Monday, July 14, 2008

Digital Divide

This is absurd! I would be more than happy to even include the media on my emails to my ccboe account. (Barring student, personnel, and legal information). I think they would find it's rather cumbersome and benign. As for the government charging the outrageous fee...that sounds like a lot of hogwash and someone doesn't want someone else reading their emails (which by the way or public anyway.) Possibly a private citizen could request those email (instead of a media outlet). I wonder if the fee would be the same? And if it is, I wonder if that private citizen could then argue that outrageous fee and bring charges (appeals, lawsuits) against the government for not really making the emails public. Just thinking...

Friday, July 11, 2008
By JAY FRIESS
Staff writer


Though governments’ e-mails are public records, local policies are all over the map

Those who want to know what their government has been up to lately should prepare to put up some cash.
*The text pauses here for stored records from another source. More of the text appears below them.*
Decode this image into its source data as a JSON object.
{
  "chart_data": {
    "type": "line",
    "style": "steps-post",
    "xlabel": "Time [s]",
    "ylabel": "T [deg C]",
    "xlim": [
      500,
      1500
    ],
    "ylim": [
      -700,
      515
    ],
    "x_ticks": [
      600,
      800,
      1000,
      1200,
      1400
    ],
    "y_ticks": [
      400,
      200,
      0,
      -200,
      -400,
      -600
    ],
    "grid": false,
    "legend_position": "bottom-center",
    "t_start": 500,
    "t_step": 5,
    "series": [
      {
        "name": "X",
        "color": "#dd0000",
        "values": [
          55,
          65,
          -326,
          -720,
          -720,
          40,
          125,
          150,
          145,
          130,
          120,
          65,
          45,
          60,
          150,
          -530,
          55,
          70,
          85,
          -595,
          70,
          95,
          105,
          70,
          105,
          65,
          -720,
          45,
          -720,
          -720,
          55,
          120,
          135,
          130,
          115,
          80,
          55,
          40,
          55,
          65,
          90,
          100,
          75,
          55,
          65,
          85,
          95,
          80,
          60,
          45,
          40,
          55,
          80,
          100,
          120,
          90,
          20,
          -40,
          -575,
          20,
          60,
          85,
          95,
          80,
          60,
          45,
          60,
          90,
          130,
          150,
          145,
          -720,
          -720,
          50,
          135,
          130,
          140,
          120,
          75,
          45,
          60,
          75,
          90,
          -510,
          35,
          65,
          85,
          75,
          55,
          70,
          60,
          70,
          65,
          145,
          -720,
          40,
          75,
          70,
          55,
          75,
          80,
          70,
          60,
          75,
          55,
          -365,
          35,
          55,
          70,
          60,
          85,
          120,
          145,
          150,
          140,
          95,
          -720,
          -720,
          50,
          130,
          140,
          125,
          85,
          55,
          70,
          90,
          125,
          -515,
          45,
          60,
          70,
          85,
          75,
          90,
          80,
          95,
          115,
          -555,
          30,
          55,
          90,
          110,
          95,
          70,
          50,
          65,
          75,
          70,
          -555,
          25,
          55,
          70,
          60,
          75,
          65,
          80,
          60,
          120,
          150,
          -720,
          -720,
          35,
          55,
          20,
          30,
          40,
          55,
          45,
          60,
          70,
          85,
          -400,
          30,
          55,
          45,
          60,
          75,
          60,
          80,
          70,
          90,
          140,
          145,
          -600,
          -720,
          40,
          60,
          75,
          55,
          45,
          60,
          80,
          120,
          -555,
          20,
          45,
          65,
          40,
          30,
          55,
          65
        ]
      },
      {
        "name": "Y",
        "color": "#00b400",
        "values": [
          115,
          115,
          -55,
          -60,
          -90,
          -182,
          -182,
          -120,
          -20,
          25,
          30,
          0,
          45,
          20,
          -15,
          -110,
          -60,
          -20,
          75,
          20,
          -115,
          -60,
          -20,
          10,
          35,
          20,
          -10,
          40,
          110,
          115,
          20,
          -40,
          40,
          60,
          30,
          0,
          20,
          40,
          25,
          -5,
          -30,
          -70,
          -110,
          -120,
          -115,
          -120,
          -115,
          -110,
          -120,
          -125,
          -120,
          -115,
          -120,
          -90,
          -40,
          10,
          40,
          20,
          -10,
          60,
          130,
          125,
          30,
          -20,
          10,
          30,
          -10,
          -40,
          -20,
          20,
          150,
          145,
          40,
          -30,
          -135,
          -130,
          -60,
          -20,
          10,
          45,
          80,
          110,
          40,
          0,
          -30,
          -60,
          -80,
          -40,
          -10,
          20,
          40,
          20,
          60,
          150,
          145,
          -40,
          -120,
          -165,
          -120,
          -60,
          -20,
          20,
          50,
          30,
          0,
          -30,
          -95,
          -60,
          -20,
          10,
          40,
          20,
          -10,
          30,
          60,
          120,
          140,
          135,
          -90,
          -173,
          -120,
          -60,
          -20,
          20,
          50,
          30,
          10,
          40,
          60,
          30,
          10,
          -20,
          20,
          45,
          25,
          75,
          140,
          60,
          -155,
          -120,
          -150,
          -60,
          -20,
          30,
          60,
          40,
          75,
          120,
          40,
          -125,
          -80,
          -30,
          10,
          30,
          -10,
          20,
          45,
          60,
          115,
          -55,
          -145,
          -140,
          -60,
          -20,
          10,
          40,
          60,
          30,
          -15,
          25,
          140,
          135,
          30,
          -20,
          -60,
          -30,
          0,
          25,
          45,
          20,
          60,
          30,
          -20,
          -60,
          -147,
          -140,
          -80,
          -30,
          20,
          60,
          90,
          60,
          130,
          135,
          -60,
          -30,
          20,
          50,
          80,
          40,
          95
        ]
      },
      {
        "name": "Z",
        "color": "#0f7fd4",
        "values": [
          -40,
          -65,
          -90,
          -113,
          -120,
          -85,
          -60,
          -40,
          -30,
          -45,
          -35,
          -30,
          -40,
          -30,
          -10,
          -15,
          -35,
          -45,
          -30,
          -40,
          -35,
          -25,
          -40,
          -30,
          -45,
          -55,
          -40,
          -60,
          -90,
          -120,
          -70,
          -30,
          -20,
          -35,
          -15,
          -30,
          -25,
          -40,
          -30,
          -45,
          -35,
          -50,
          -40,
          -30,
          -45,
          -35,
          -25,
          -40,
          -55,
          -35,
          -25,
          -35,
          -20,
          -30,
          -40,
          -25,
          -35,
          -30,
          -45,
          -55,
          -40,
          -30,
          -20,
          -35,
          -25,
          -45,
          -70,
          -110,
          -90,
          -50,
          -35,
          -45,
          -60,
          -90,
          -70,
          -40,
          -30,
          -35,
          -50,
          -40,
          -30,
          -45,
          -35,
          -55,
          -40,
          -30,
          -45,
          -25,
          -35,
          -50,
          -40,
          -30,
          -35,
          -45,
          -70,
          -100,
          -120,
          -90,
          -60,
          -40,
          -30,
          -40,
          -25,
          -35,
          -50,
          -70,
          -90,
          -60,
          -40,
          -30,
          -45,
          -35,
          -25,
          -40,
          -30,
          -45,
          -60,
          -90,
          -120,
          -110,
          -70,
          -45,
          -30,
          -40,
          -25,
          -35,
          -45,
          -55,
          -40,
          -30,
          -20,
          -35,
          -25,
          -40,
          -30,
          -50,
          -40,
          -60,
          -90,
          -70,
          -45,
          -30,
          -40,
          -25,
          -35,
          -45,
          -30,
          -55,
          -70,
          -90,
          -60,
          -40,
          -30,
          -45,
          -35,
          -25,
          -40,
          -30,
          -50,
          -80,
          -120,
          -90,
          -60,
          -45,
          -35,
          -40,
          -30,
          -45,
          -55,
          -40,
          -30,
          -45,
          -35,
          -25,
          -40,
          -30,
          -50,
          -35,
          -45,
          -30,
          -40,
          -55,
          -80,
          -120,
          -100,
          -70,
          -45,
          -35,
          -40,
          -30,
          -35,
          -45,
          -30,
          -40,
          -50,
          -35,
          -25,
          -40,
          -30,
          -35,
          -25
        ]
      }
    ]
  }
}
As e-mail and the World Wide Web have become technologies fundamental to government communications and largely replaced postal and interoffice ‘‘snail mail” as the chief means of communication between Southern Maryland’s governments and their citizens, the rules on government transparency have been slow to catch up.

There is a wall growing between the increasing number of official e-mail communications and the ability of the public and the news media to monitor those communications. But government officials say that the wall needs to be higher in order to prevent them from being swamped by information requests.